Amaya rieb sich die Augen.
„Hast du gerade … gesprochen?“, fragte sie zögerlich.
Die Gans neigte leicht den Kopf und blinzelte freundlich.
„Natürlich“, antwortete sie, als wäre es das Normalste der Welt.
Amaya setzte sich auf die Wiese und schaute Gustine staunend an. „Aber… Gänse können doch gar nicht sprechen!“
Gustine wackelte mit dem Schnabel. „An besonderen Tagen, wenn der Wind richtig steht und ich eine meiner Federn verschenke, dann schon.“
Amaya lächelte unsicher. Irgendwie fühlte sich das alles verrückt an – aber auch ein kleines bisschen richtig.
„Also gut“, sagte sie schließlich und seufzte tief, „ich suche meinen Kuscheltierhasen. Nunu. Sie ist weg… und ich hab schon überall gesucht.“
Gustine blinzelte weise.
„Manchmal muss man von oben sehen, was man unten nicht mehr finden kann“, schnatterte sie sanft.
„Aber ich kann doch nicht fliegen!“, rief Amaya und ließ den Kopf hängen.
Gustine blinzelte erneut und sah so auf, als hätte die Gans eine Idee. Sie trat noch einen Schritt näher an Amaya heran und der Wind strich über das Wasser, als würde er lauschen.
„Ich kann dir helfen. Aber nur, wenn du mir vertraust und meine Feder immer bei dir hälst.“
Amaya schaute überrascht – aber sie spürte etwas Warmes in der Brust. Etwas sagte ihr: Vertrau ihr.
Die Gans breitete ihre Flügel aus, langsam und kraftvoll. Eine Windböe erhob sich – leicht, aber wirbelnd und die Feder in Amayas Hand glitzerte wieder. Und bevor Amaya sich versah, fühlte sie sich leicht. So leicht wie ein Blatt im Wind.
Langsam, ganz sanft, hob sie ab. Ihre Füße lösten sich vom Boden. Cora bellte kurz erschrocken, aber dann wedelte sie mit dem Schwanz.
Amaya schwebte!

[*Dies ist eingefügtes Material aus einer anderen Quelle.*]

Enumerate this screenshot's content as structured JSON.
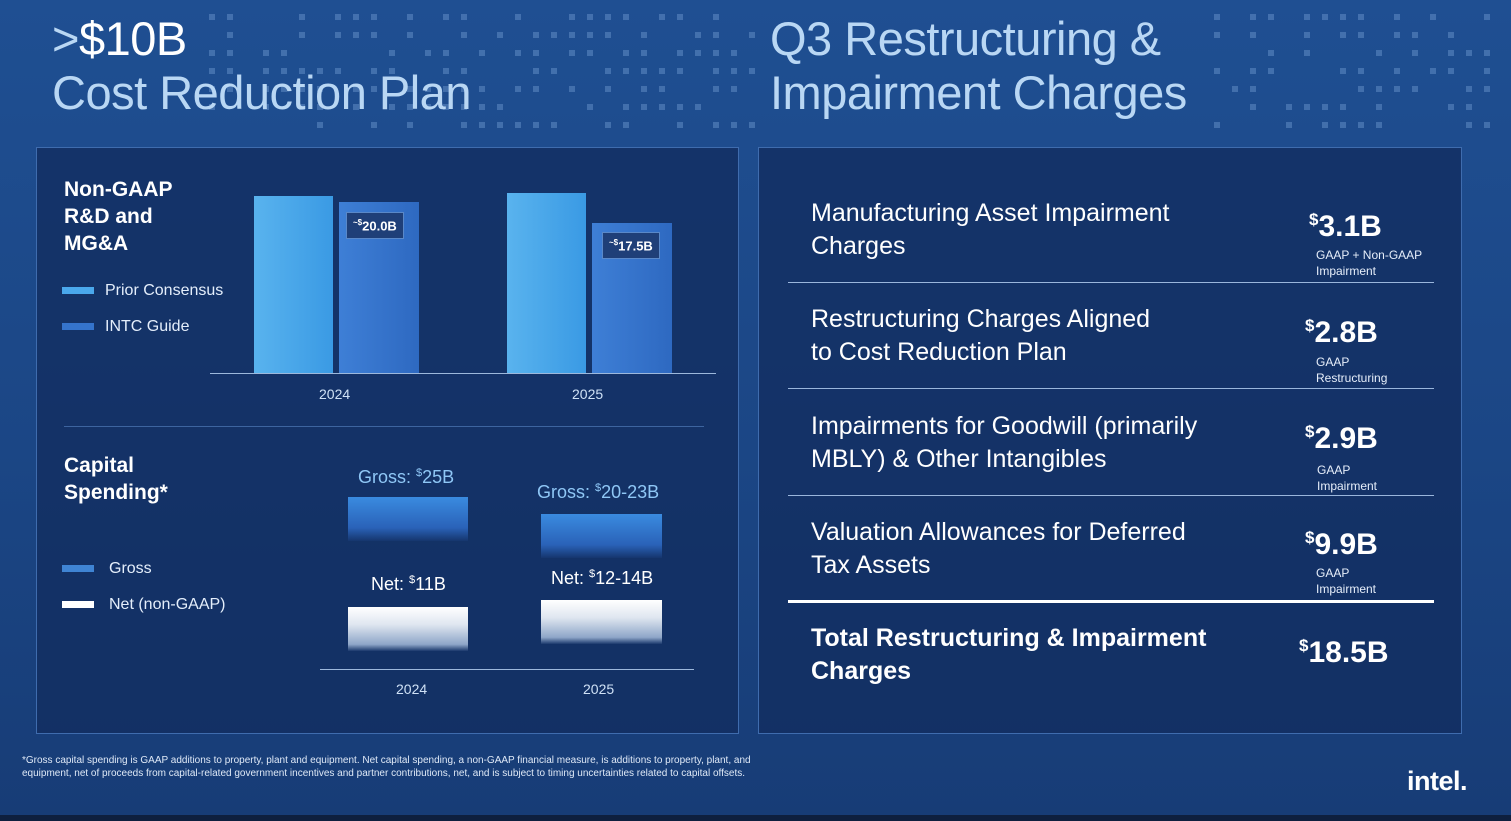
{
  "left_title": {
    "line1_prefix": ">",
    "line1_amount": "$10B",
    "line2": "Cost Reduction Plan"
  },
  "right_title": {
    "line1": "Q3 Restructuring &",
    "line2": "Impairment Charges"
  },
  "opex": {
    "title_lines": [
      "Non-GAAP",
      "R&D and",
      "MG&A"
    ],
    "legend": [
      {
        "label": "Prior Consensus",
        "color": "#4aa8ec"
      },
      {
        "label": "INTC Guide",
        "color": "#3574cc"
      }
    ],
    "chart_data": {
      "type": "bar",
      "categories": [
        "2024",
        "2025"
      ],
      "series": [
        {
          "name": "Prior Consensus",
          "values": [
            22.0,
            22.3
          ]
        },
        {
          "name": "INTC Guide",
          "values": [
            20.0,
            17.5
          ]
        }
      ],
      "data_labels": [
        {
          "prefix": "~",
          "currency": "$",
          "value": "20.0B"
        },
        {
          "prefix": "~",
          "currency": "$",
          "value": "17.5B"
        }
      ],
      "ylim": [
        0,
        24
      ]
    }
  },
  "capex": {
    "title_lines": [
      "Capital",
      "Spending*"
    ],
    "legend": [
      {
        "label": "Gross",
        "color": "#3f84d4"
      },
      {
        "label": "Net (non-GAAP)",
        "color": "#ffffff"
      }
    ],
    "chart_data": {
      "type": "bar",
      "categories": [
        "2024",
        "2025"
      ],
      "gross_labels": [
        {
          "text": "Gross: ",
          "currency": "$",
          "value": "25B"
        },
        {
          "text": "Gross: ",
          "currency": "$",
          "value": "20-23B"
        }
      ],
      "net_labels": [
        {
          "text": "Net: ",
          "currency": "$",
          "value": "11B"
        },
        {
          "text": "Net: ",
          "currency": "$",
          "value": "12-14B"
        }
      ]
    }
  },
  "charges": [
    {
      "lines": [
        "Manufacturing Asset Impairment",
        "Charges"
      ],
      "currency": "$",
      "amount": "3.1B",
      "sub": [
        "GAAP + Non-GAAP",
        "Impairment"
      ]
    },
    {
      "lines": [
        "Restructuring Charges Aligned",
        "to Cost Reduction Plan"
      ],
      "currency": "$",
      "amount": "2.8B",
      "sub": [
        "GAAP",
        "Restructuring"
      ]
    },
    {
      "lines": [
        "Impairments for Goodwill (primarily",
        "MBLY) & Other Intangibles"
      ],
      "currency": "$",
      "amount": "2.9B",
      "sub": [
        "GAAP",
        "Impairment"
      ]
    },
    {
      "lines": [
        "Valuation Allowances for Deferred",
        "Tax Assets"
      ],
      "currency": "$",
      "amount": "9.9B",
      "sub": [
        "GAAP",
        "Impairment"
      ]
    }
  ],
  "total": {
    "lines": [
      "Total Restructuring & Impairment",
      "Charges"
    ],
    "currency": "$",
    "amount": "18.5B"
  },
  "footnote": {
    "line1": "*Gross capital spending is GAAP additions to property, plant and equipment. Net capital spending, a non-GAAP financial measure, is additions to property, plant, and",
    "line2": "equipment, net of proceeds from capital-related government incentives and partner contributions, net, and is subject to timing uncertainties related to capital offsets."
  },
  "logo": "intel."
}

Nicht schnell, nicht hoch – aber sie glitt über den Hof, getragen vom Wind, begleitet von der Gans, die unter ihr mit ihren großen Flügel durch die Luft glitt wie die Seerosen im Teich.
Amaya war begeistert. Von oben sah alles ganz anders aus: Die Scheune wirkte winzig, der Hühnerstall sah aus wie ein buntes Mosaik. Wie beim Fangenspielen wehte Amayas Haare wild im Wind. Für einen Moment schloss sie die Augen und genoss dieses Gefühl. Dann konzentrierte sich Amaya und schaute auf jeden Winkel des Bauernhofs.
Und dann, nach einer Weile, entdeckte sie etwas – zwischen dem Kompost und ein paar flatternden Hühnern – sah sie etwas Weiches, Helles im Gras liegen.
„Da! Da ist Nunu!“ rief sie aufgeregt.
Die Gans Gustine nickte. Da ließ der Wind nach, Amaya schwebte langsam zurück zum Boden – direkt neben dem Haufen, in dem Nunu lag. Etwas zerzaust, mit einem winzigen Hühnerfußabdruck am Ohr – aber heil.
Amaya hob Nunu hoch in die Luft, drehte sie vor Freude im Kreis und drückte sie fest an sich. Dann schaute sie zu Gustine, die neben Amaya gelandet war und rief: „Danke! Danke!“
Gustine neigte ihren Kopf und zwinkerte Amaya noch einmal freundlich zu, bevor sie sich wieder in die Luft erhob.
Amaya schaute ihr noch hinterher und flüsterte: “Das war magisch … wirklich magisch.” Dann machte sie sich auf den Rückweg. Als sie um die Ecke der Scheune bog, rannte Cora schwanzwedelnd auf sie zu. Amaya umarmte Cora und zeigte Nunu. Die Hündin bellte vor Freude und gemeinsam hüpften sie, um das Wiederfinden von Nunu zu feiern.
Dann gingen sie weiter. Als sie am Teich vorbeikamen, schwamm Gustine schon wieder in der Teichmitte. Und diesmal hörte Amaya, wie Gustine leise vor sich hin schnatterte, als wäre nichts geschehen.
Am Abend saß Amaya mit Mama und Papa beim Picknick auf dem Feld. Cora lag zu ihren Füßen, Nunu in ihrem Arm.
„Und? Hast du Nunu gefunden?“ fragte Papa.
Amaya nickte stolz.
„Mit Hilfe der Gänsemutter Gustine. Ich durfte fliegen.“
Mama schmunzelte.
„Na, dann bist du ja jetzt unsere Flugexpertin auf dem Hof.“
Und während die Sonne unterging, schloss Amaya die Augen und flog in ihren Gedanken noch einmal mit Gustine über den Hof, wobei ihre Haare so schön im Wind wehten. Amaya nahm die Gänsefeder aus ihrer Hosentasche und fühlte ganz leicht das vertraute Kribbeln – als hätte Gustine ihr ein Stück Magie dagelassen.